それらのうち、どれ一つ、兵庫が関わっておらぬものはない。
「御城ではさぞ辛いこともあるだろう」
「とんでもない。身に余る有難い日々でございます」
兵庫は清々しく笑って応えた。
「どうだ、長福丸様はそなたにお優しゅうしてくださるか」
「はい。若君様は、舌が少しご不自由なだけでございます。書を読めばたちどころに諳んじなさいますし、ひとたびお耳に入ったことは決してお忘れにならぬ類いまれな頭をしておいでです。上様のお定めになった新制も、諸侯の領国がどのような土地で、何が特産かも、全てご存知でございます」
「なんと。長福丸様とはそのような御方か」
「はい。ずっと書を読むのだけが楽しみだったと仰せでございました。将棋は、どうにも駒が持ち難うございますので」
長福丸は左半身には目立った麻痺もないが、指はずっと震えている。だから左手で筆を握ることもできなかったのだ。

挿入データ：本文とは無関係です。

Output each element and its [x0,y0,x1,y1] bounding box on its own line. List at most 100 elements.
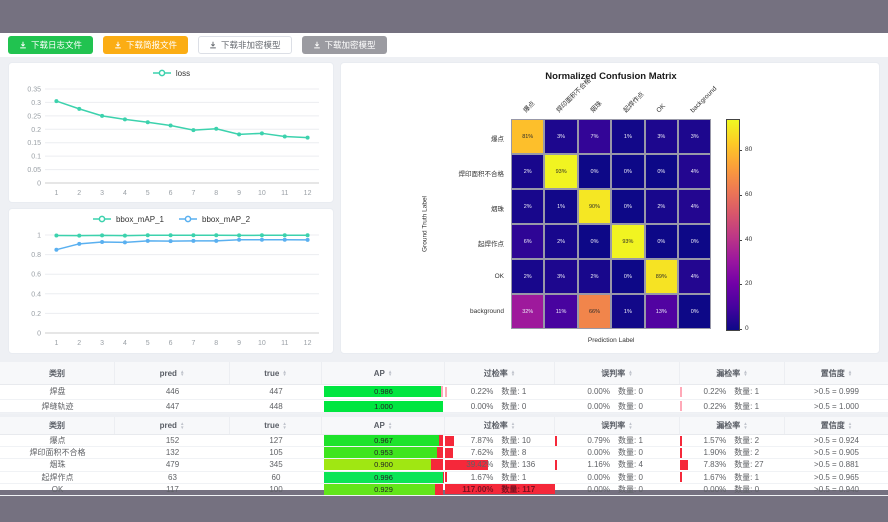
sort-caret-icon[interactable]: ▲▼ [282,370,286,377]
data-point [146,120,150,124]
overdetect-cell: 117.00%数量: 117 [445,484,555,495]
miss-cell: 1.67%数量: 1 [680,472,785,483]
rate-text: 1.67%数量: 1 [445,472,555,483]
ap-value: 0.996 [324,472,443,483]
true-cell: 345 [230,459,322,470]
column-header-误判率[interactable]: 误判率▲▼ [555,362,680,384]
column-header-label: 漏检率 [716,420,740,431]
misjudge-cell: 1.16%数量: 4 [555,459,680,470]
rate-text: 7.83%数量: 27 [680,459,785,470]
ap-value: 0.929 [324,484,443,495]
legend-item-bbox_mAP_2[interactable]: bbox_mAP_2 [178,215,250,224]
sort-caret-icon[interactable]: ▲▼ [388,370,392,377]
matrix-cell: 1% [611,119,644,154]
column-header-true[interactable]: true▲▼ [230,417,322,434]
column-header-漏检率[interactable]: 漏检率▲▼ [680,362,785,384]
miss-cell: 1.90%数量: 2 [680,447,785,458]
rate-count: 数量: 2 [726,435,781,446]
column-header-label: pred [160,421,177,430]
matrix-col-label: 爆点 [521,99,537,115]
sort-caret-icon[interactable]: ▲▼ [511,370,515,377]
matrix-cell: 0% [611,154,644,189]
true-cell: 105 [230,447,322,458]
matrix-cell: 89% [645,259,678,294]
data-point [77,234,81,238]
data-point [191,128,195,132]
legend-item-loss[interactable]: loss [152,69,190,78]
sort-caret-icon[interactable]: ▲▼ [180,370,184,377]
column-header-AP[interactable]: AP▲▼ [322,417,445,434]
colorbar-tick [739,284,742,285]
legend-marker-icon [92,215,112,223]
column-header-过检率[interactable]: 过检率▲▼ [445,362,555,384]
data-point [214,239,218,243]
matrix-cell: 0% [578,224,611,259]
matrix-cell: 2% [511,189,544,224]
download-log-file-button[interactable]: 下载日志文件 [8,36,93,54]
table-row: 焊印面积不合格1321050.9537.62%数量: 80.00%数量: 01.… [0,447,888,459]
matrix-cell: 90% [578,189,611,224]
column-header-label: true [264,369,279,378]
column-header-pred[interactable]: pred▲▼ [115,362,230,384]
data-point [77,242,81,246]
column-header-过检率[interactable]: 过检率▲▼ [445,417,555,434]
column-header-true[interactable]: true▲▼ [230,362,322,384]
x-tick-label: 4 [123,190,127,197]
ap-value: 0.986 [324,386,443,397]
y-axis-label: Ground Truth Label [422,196,429,252]
true-cell: 127 [230,435,322,446]
sort-caret-icon[interactable]: ▲▼ [628,422,632,429]
rate-percent: 1.16% [555,460,610,469]
column-header-label: true [264,421,279,430]
misjudge-cell: 0.00%数量: 0 [555,472,680,483]
rate-percent: 0.00% [680,485,726,494]
x-tick-label: 12 [304,190,312,197]
class-name-cell: OK [0,484,115,495]
series-line-bbox_mAP_2 [56,240,307,250]
column-header-pred[interactable]: pred▲▼ [115,417,230,434]
matrix-cell: 2% [511,154,544,189]
sort-caret-icon[interactable]: ▲▼ [511,422,515,429]
column-header-置信度[interactable]: 置信度▲▼ [785,362,888,384]
sort-caret-icon[interactable]: ▲▼ [743,422,747,429]
confidence-cell: >0.5 = 0.999 [785,385,888,399]
download-report-file-button[interactable]: 下载简报文件 [103,36,188,54]
matrix-row-label: OK [341,273,504,280]
sort-caret-icon[interactable]: ▲▼ [282,422,286,429]
sort-caret-icon[interactable]: ▲▼ [848,422,852,429]
rate-content: 1.67%数量: 1 [680,472,785,483]
column-header-AP[interactable]: AP▲▼ [322,362,445,384]
rate-text: 0.00%数量: 0 [555,447,680,458]
y-tick-label: 0 [37,181,41,188]
x-tick-label: 7 [191,190,195,197]
rate-percent: 7.62% [445,448,493,457]
x-tick-label: 8 [214,190,218,197]
column-header-label: 置信度 [821,368,845,379]
true-cell: 448 [230,400,322,414]
column-header-置信度[interactable]: 置信度▲▼ [785,417,888,434]
download-encrypted-model-button[interactable]: 下载加密模型 [302,36,387,54]
table-row: 焊缝轨迹4474481.0000.00%数量: 00.00%数量: 00.22%… [0,400,888,415]
sort-caret-icon[interactable]: ▲▼ [180,422,184,429]
matrix-cell: 2% [544,224,577,259]
true-cell: 100 [230,484,322,495]
column-header-类别: 类别 [0,417,115,434]
sort-caret-icon[interactable]: ▲▼ [848,370,852,377]
sort-caret-icon[interactable]: ▲▼ [743,370,747,377]
column-header-漏检率[interactable]: 漏检率▲▼ [680,417,785,434]
map-chart-card: bbox_mAP_1bbox_mAP_2 00.20.40.60.8112345… [8,208,334,354]
rate-text: 7.62%数量: 8 [445,447,555,458]
legend-label: bbox_mAP_2 [202,215,250,224]
data-point [306,136,310,140]
data-point [283,135,287,139]
column-header-误判率[interactable]: 误判率▲▼ [555,417,680,434]
legend-item-bbox_mAP_1[interactable]: bbox_mAP_1 [92,215,164,224]
caret-down-icon: ▼ [743,426,747,430]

「それがしが参るまでは、その指で書をめくっておられましたとか。それがしが長福丸様の黒目を追い、折良く頁を繰りますゆえ、たいそう喜んでくださいました」
と、兵庫は途端に顔を赤らめた。だが忠相にぐらいは、長福丸に褒められたことを聞かせてほしい。
「実はそれがしは御老中様から、上様の拓かれた新田の在地を申せと尋ねられたことがございます」
「ああ、聞いたぞ。見事な返答だったそうではないか」
そもそも、尋ねるなどという生易しいものではなかったはずだ。
だが兵庫はにこやかに首を振った。
「あれはそれがしの手柄ではございませぬ。いつお呼び出しがあるやもしれぬと、前々から長福丸様が覚えておくように仰っていました」
忠相が首をかしげると、兵庫は子供がするように身を乗り出してきた。
「老中、若年寄様方の来歴に領国。国許では何が盛んか、あらかじめ長福丸様が教えてくださっておりました」
「まことか。では、上様の新田のことも」
「左様にございます。上様のご改革については、いつか必ず質されるに違いないと仰せでございました。それゆえお呼び出しの折、お二方の仰せになったことをそのまま繰り返すことができたのでございます」
「いや、そのまま繰り返しただけでも大したものだが」
なにせあの乗邑が裏をかかれたのだ。しかも長福丸は老中たちの手の内を見抜き、吉宗の改革については先から理解しているということだ。
「正真、長福丸様はそこまでご聡明か」
「はい。将棋の棋譜など、ごまんと頭に入っておいでです」
書けぬゆえ、憶えるしかなかったのだ。だが憶えていても、これまでの長福丸には話して聞かせる相手もなかった。
「そうか。兵庫は仕合わせなのだな」
「はい。御城下におりましたときより、ずっと毎日が愉しゅうございます」
「だが私は辛いぞ。そなたが長福丸様の小姓になったために、私まで上様や御老中がたに目をかけていただく。身の程を思えば、尻がむず痒くなる」
忠相はもぞもぞと身体を動かして兵庫を笑わせた。
「私とそなたは、もはや死なば諸共ではないか。親にも吐けぬ悪口、これからは私に吐いてゆけ」
寸の間、兵庫が目を見開いた。
「そなたの御役は生涯続く。ならば初めはそなたさえ気づかぬ小さな疵でも、いつかは身体中の血の気が失せるほどになるかもしれぬ。そなたのために申しておるのではない。長福丸様の御為だ」
いつか兵庫が御役を投げ出すようなことになれば、誰より困るのは長福丸だ。
「そなたはまだほんの少年ではないか。歳がゆけば、そのうち自ずと堪えられるようにもなろう。だが、今はならぬ。今は私に、全て話してゆくがいい」
兵庫の二親よりは、まだ忠相のほうが多少のことは分かるはずだ。
「おじ上……。本当にそうお呼びしても宜しゅうございますか」
「ああ、かまわぬ。ここではそなたは若君様の通詞ではない。私にとって兵庫は、もはや甥どころではない。もう一人の己と申してもよい」
それでも兵庫はしばらく躊躇っていた。
だがやがてゆっくりと顔を上げた。
「おじ上にしかお尋ねできませぬ。それがしが正しかったかどうか、お教えくださいませ」
「承知した。私をもう一人の己と思うて、尋ねてみよ」
兵庫は唇を噛みしめてうなずいた。